Le motivazioni della sentenza verranno depositate tra 45 giorni
. La difesa ha già annunciato il ricorso, infatti secondo l’ avvocato Dinoia si tratta di “un pericoloso precedente – ha dichiarato al Dubbio -, perché pone in forse adesso addirittura il principio dell’autonomia processuale del pm. Era una situazione molto particolare: l’accusa è che i due pm non hanno depositato dei documenti, non prove, che è una cosa diversa. E i due pm questi documenti non li avevano, è pacifico. Avrebbero dovuto chiederli, ma il pm, in base all’articolo 430, è padrone di fare o non fare attività integrativa d’indagine. Se una persona esterna al processo, come Storari, può dire “devi fare questo e compiere questa attività di indagine pur non sapendone nulla di quel processo” e si rischia di andare in galera – ha concluso – i processi saranno condizionati dall’esterno. Basta mandare degli atti e il pm sarà obbligato a depositarli“.
“Siamo di fronte ad una sentenza giusta.

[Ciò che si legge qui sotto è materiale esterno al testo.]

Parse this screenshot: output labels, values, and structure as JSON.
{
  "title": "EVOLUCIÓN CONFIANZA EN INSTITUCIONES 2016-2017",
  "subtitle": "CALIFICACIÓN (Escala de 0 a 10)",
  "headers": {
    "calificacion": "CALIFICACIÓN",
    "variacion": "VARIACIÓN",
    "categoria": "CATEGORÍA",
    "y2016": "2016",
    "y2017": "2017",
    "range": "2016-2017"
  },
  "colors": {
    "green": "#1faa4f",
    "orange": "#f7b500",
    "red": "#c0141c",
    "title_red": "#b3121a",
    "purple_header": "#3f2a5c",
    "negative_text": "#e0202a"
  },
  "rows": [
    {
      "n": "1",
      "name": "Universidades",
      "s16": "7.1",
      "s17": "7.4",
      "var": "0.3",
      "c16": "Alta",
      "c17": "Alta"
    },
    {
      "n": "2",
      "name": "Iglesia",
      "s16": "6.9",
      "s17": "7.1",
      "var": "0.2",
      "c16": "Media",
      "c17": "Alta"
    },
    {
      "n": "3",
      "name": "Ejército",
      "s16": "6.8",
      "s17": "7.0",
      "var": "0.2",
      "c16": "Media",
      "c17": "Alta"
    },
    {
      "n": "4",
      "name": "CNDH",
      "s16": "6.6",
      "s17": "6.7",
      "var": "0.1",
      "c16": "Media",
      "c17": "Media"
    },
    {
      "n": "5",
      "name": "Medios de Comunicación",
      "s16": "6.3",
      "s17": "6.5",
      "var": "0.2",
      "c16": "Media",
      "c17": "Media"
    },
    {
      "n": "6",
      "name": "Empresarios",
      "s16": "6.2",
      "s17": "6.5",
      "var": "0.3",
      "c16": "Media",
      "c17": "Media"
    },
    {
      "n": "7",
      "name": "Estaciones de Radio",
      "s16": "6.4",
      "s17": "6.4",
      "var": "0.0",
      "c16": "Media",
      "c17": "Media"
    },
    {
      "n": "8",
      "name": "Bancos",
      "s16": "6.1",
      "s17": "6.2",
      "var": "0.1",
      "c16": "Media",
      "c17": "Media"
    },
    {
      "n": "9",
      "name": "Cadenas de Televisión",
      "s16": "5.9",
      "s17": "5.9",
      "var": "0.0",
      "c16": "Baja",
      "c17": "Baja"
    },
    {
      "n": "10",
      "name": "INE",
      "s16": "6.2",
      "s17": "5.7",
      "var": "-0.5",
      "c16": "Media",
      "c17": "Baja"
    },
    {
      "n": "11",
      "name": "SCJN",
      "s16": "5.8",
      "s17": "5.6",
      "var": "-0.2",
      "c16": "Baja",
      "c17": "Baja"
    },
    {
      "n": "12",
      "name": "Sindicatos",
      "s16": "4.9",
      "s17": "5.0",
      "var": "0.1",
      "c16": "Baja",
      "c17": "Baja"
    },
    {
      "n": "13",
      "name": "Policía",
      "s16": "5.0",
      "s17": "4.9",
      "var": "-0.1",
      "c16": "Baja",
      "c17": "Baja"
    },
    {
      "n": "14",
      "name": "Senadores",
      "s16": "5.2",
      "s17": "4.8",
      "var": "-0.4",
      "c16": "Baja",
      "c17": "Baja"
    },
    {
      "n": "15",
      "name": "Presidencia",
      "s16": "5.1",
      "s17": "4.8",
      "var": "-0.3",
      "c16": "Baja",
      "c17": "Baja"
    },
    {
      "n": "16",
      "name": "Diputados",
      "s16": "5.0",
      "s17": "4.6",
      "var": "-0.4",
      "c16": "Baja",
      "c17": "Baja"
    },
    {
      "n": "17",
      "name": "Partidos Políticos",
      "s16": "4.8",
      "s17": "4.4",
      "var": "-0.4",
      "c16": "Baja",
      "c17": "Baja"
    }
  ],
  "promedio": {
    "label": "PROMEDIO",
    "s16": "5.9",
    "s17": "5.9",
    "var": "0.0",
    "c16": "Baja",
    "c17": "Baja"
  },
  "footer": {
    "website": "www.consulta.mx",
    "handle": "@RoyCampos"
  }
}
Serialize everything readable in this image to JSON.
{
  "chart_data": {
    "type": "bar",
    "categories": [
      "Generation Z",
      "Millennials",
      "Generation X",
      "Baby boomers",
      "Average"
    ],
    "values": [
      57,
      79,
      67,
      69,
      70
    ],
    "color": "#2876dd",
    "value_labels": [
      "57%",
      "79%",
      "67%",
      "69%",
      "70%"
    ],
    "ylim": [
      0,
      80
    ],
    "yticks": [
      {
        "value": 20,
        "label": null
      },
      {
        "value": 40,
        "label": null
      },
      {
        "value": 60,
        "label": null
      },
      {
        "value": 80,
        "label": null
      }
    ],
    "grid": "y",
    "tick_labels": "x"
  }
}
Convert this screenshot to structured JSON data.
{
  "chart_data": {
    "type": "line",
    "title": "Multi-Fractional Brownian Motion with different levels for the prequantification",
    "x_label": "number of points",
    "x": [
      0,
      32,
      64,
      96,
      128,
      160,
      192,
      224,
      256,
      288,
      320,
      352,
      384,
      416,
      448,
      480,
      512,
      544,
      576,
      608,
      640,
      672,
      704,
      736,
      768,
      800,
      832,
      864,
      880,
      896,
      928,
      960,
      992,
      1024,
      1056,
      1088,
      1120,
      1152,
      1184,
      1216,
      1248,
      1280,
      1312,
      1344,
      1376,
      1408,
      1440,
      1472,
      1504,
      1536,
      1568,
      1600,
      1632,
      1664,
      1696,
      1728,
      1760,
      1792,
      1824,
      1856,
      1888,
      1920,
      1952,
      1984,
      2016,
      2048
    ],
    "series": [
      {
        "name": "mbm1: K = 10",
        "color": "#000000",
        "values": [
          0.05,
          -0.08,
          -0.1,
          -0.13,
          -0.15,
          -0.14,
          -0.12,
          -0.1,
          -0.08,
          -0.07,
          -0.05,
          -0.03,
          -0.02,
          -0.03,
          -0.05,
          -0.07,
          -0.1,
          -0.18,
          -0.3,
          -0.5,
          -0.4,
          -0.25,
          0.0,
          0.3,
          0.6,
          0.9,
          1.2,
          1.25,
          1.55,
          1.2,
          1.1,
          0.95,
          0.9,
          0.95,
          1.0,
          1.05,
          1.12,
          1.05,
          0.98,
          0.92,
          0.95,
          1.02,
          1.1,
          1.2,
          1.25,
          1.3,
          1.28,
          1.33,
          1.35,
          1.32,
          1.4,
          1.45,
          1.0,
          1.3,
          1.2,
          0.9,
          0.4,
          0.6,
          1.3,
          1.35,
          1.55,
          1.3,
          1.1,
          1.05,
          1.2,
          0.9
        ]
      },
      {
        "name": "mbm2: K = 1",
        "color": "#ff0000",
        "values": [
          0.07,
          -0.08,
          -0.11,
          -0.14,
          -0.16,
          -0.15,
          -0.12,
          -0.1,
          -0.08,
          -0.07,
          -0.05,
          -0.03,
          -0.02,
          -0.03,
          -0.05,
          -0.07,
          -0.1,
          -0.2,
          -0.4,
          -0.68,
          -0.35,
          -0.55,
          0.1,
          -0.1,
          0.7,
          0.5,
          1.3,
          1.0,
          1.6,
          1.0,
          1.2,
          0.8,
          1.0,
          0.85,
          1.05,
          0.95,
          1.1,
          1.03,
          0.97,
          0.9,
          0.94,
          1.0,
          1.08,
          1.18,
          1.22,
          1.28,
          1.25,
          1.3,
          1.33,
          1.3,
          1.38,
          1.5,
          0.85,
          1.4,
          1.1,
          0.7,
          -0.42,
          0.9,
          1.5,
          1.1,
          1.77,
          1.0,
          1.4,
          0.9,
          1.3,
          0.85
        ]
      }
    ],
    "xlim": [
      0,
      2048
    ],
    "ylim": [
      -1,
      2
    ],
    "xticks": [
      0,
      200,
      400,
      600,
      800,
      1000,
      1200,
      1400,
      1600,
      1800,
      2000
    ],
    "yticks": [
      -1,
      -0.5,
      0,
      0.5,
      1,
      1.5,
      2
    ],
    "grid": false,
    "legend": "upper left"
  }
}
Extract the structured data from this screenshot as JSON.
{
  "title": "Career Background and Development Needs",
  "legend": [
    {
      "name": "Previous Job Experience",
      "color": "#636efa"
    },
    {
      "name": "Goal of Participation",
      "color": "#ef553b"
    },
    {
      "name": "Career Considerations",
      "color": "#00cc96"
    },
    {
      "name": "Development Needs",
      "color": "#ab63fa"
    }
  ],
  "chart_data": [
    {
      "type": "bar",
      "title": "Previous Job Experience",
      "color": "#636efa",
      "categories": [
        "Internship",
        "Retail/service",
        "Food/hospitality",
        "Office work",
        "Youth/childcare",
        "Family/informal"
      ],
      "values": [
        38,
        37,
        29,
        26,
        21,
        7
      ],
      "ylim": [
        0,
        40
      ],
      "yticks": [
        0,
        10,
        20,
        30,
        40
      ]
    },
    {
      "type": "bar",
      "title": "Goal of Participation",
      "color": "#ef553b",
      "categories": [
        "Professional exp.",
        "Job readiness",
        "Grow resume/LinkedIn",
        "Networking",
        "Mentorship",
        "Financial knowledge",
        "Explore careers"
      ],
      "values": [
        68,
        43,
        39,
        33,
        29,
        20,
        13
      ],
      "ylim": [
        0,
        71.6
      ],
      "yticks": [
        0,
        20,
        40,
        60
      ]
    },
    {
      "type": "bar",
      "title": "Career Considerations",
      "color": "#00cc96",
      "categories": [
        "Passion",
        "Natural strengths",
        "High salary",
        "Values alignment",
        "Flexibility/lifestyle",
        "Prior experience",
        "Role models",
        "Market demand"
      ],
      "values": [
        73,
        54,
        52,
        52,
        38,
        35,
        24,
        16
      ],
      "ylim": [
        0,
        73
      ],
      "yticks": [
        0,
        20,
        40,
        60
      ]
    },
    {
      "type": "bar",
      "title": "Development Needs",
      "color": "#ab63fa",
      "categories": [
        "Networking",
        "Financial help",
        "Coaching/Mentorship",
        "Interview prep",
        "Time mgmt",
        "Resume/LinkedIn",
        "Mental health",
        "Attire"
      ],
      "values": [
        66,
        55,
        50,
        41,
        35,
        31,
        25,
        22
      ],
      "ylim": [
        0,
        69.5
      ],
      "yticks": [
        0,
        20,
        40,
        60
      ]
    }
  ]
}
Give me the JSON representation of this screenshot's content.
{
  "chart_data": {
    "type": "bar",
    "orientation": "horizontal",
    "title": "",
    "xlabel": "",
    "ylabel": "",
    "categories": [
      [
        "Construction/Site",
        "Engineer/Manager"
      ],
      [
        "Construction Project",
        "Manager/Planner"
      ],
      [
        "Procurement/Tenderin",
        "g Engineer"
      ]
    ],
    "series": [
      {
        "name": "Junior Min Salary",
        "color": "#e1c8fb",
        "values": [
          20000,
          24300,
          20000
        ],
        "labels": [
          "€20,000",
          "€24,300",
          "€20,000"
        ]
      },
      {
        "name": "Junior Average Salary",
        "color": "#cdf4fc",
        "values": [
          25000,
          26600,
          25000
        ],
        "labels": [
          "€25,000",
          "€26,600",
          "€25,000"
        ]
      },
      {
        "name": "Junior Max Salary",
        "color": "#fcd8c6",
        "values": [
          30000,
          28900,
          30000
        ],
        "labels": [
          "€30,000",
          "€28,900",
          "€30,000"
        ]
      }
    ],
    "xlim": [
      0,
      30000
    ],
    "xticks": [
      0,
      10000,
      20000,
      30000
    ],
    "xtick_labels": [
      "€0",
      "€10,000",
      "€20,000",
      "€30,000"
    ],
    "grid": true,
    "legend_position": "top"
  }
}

I Pubblici Ministeri sono Magistrati tanto quanto lo sono i Giudici e non possono e non devono nascondere prove, anche quando non sono favorevoli all’accusa. Un caso che non dovrà ripetersi e che non deve scalfire la fiducia nell’operato dei Pubblici Ministeri“, commenta l’ avv. Pasquale Annicchiarico, partner dello studio legale Dentons e avvocato di Gianfranco Falcioni, ex console onorario per l’Italia in Nigeria ed unica parte civile nel dibattimento.